If you have a Controller that needs to set user-specific data, in our example above the cart total items and user's name, then you need to alter the Controller's flow a little bit, here's another example, this time for a product listing page where we want to read the products and cache them but we do not want to cache the user's name or their cart item count:

class Products extends CI_Controller
{
    public function index()
    {
        $this->load->library( 'smartyci' );         if ( $this->smartyci->isCached( "products.tpl" ) == false )
        {
            $this->smartyci->assign( 'products', getProducts() );
        }         $this->smartyci->assign( 'cartitems', getCartTotal() );
        $this->smartyci->assign( 'username', getUsername() );
        $this->smartyci->display( 'products.tpl' );
    }
}

This time we can't just blindly call useCached() because we want to add in our user-specific data. Note the call to the getProducts() function is inside the checked to see if the page is already cached, if it is cached then we don't need to hit the database to get the product info. The getCartTotal() and getUsername() calls are outside of the cache check because they must always be called; ideally these two would only be checking session variables rather than hitting the database.

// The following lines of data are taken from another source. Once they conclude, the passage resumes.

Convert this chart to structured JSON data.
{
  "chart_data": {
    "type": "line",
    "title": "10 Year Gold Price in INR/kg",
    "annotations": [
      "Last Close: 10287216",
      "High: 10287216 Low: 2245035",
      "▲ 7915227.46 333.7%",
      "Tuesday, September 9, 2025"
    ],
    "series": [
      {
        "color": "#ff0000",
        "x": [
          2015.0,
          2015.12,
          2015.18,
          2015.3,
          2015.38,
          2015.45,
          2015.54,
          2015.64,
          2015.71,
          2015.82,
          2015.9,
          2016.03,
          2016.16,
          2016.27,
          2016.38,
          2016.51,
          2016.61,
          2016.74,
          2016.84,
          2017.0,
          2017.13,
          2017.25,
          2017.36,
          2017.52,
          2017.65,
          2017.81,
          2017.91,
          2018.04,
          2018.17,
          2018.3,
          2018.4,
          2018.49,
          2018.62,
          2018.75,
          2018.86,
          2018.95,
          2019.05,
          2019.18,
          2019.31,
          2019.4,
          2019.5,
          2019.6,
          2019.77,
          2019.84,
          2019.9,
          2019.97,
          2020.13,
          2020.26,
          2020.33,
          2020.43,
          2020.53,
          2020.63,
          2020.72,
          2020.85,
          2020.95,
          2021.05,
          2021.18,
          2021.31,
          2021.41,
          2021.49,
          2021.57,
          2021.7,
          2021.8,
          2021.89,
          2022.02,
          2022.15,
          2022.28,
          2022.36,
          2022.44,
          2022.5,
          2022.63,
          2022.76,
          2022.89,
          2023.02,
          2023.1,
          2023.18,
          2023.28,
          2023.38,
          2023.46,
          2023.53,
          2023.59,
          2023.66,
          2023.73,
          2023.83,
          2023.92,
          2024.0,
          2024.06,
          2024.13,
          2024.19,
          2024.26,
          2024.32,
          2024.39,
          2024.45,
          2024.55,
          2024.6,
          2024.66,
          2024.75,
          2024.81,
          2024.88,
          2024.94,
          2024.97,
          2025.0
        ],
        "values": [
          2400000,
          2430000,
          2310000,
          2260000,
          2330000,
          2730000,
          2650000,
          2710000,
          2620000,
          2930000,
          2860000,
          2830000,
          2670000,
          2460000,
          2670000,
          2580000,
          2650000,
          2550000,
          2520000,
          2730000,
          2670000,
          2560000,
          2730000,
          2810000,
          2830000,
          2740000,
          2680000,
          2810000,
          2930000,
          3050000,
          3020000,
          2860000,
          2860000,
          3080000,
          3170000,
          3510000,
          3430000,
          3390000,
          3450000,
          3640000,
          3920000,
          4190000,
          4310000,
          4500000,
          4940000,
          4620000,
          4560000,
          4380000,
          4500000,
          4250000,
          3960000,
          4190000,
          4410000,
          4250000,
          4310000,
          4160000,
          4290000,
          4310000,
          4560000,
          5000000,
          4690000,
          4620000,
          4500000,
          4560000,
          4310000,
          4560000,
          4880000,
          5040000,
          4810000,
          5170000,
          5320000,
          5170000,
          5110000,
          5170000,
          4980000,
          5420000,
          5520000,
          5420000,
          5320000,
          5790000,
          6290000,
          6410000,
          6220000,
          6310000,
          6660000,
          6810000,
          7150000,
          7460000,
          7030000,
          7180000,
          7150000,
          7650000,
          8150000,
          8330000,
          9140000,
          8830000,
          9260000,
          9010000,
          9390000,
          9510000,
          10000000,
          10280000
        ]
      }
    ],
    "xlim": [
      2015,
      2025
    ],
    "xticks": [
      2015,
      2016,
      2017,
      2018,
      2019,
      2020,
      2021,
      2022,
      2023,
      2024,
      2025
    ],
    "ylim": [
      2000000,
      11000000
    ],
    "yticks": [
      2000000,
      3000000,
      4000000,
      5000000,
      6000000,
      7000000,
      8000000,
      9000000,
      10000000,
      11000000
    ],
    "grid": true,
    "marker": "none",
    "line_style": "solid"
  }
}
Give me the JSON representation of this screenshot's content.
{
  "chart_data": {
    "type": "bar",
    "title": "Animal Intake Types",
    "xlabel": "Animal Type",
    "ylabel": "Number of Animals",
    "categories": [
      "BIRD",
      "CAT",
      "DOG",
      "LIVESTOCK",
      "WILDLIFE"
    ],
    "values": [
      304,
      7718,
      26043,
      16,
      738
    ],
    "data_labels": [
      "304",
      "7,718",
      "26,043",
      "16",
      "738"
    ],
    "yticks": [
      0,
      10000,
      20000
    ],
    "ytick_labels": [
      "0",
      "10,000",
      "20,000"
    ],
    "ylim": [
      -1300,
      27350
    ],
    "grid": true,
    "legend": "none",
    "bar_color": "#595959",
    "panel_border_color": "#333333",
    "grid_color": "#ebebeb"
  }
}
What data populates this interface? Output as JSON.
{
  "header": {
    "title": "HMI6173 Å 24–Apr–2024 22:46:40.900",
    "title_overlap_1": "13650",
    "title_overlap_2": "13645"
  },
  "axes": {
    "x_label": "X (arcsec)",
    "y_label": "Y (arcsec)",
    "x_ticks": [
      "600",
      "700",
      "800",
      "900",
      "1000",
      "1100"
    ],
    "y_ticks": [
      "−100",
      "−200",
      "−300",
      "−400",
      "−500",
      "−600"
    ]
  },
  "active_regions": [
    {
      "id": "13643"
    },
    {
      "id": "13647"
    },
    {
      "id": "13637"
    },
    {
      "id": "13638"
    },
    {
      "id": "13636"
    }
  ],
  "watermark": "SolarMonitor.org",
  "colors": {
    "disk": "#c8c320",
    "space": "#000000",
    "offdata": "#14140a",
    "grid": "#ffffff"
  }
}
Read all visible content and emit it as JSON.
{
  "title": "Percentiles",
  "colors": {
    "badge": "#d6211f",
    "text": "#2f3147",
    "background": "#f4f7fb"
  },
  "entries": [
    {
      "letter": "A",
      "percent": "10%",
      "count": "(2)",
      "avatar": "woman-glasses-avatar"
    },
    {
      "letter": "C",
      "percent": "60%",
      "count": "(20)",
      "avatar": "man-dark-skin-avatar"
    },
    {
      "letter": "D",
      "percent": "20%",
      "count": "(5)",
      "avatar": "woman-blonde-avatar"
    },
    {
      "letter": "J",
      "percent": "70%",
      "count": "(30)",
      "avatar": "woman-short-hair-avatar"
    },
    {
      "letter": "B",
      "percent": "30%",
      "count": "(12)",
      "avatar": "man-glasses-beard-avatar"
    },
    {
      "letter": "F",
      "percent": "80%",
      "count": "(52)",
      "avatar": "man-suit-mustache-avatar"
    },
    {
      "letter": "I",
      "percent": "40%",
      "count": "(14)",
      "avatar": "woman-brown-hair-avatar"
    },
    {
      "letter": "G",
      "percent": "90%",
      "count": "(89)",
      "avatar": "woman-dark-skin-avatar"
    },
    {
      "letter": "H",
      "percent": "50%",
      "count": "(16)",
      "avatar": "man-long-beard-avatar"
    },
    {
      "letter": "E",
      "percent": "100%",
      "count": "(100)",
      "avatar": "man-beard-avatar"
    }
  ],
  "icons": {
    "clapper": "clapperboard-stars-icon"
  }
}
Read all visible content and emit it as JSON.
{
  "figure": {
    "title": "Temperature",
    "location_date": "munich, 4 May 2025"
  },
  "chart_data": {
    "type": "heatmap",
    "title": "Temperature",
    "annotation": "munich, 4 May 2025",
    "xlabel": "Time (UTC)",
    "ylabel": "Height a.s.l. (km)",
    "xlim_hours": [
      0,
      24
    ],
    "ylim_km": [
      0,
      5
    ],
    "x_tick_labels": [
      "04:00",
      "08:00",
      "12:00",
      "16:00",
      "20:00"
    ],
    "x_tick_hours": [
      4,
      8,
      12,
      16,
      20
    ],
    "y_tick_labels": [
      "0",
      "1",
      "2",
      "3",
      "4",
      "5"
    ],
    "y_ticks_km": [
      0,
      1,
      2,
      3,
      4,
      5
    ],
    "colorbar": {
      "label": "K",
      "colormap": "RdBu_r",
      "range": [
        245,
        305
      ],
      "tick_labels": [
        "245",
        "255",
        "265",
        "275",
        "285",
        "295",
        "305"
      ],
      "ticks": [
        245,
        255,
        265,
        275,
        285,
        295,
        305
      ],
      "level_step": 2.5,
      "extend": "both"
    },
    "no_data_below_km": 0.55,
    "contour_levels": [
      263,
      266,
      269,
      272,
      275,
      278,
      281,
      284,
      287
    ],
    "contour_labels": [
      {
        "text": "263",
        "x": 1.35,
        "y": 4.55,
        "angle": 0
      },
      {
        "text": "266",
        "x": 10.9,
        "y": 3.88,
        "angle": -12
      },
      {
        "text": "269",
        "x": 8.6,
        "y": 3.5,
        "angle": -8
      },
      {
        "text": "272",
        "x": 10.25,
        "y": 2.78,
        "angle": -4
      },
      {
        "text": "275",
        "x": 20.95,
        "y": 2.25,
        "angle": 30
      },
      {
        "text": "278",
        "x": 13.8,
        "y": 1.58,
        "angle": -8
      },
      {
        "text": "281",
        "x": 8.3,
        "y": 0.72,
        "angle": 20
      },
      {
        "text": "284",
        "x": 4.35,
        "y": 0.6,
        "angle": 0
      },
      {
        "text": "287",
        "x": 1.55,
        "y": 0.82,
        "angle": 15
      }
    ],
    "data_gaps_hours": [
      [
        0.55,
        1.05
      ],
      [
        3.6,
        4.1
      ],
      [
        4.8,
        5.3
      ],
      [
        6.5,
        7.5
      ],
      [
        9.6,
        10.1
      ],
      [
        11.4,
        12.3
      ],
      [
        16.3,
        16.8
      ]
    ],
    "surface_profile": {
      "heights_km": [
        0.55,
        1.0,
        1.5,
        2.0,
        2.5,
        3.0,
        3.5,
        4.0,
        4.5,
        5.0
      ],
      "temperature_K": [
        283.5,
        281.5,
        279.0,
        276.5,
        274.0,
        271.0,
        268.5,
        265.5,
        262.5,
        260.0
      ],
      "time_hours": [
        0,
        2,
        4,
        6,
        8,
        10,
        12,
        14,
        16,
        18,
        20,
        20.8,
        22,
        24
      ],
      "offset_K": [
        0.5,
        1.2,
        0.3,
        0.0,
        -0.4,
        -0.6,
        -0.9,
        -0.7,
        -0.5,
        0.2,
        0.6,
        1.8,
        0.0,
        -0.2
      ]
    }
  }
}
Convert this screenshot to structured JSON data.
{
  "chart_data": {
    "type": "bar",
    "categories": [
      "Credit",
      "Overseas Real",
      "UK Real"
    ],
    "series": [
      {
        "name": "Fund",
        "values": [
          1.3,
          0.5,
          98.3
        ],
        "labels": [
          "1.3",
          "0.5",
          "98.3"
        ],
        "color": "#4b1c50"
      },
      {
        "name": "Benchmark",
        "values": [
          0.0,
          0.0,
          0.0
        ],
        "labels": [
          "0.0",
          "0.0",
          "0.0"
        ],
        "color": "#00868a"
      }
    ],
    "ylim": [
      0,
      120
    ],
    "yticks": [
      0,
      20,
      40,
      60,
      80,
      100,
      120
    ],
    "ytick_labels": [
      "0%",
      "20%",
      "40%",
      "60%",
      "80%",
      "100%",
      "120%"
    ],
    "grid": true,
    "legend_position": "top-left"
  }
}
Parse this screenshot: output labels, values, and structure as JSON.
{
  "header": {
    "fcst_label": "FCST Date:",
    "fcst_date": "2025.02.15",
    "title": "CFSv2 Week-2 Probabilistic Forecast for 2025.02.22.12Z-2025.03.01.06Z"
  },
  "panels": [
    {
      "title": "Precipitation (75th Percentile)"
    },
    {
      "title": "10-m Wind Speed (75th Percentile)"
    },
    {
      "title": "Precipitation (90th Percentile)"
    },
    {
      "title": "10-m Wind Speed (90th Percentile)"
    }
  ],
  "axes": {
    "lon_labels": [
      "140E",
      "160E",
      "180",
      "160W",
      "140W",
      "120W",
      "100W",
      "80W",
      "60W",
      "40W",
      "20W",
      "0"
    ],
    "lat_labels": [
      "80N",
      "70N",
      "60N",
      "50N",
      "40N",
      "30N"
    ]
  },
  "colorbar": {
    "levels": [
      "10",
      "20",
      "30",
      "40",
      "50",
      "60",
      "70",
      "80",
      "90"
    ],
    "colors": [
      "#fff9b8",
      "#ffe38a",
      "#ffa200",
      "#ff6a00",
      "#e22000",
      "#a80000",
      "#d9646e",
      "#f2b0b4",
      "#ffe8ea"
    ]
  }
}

The actual integration of Smarty and CodeIgniter is very easy, you need only create the library in Step 3 and call it. What I haven't described in detail here is the different options for caching in Smarty - this post is about integrating Smarty with CodeIgniter and not a detailed how-to on Smarty caching. To find out how to make a section of a .tpl template dynamic (so that you always show the current user's name and cart total) read this. To find out how to control cache lifetimes and how to flush a cache entry read this. To find out how to store multiples cache entries for one page read this - this is useful if you have, for example, a page that shows different category contents based on a URL parameter but you always show the page with category.tpl: you don't want to cache only one version of category.tpl, you want to cache one version for each category as specified by the URL parameter.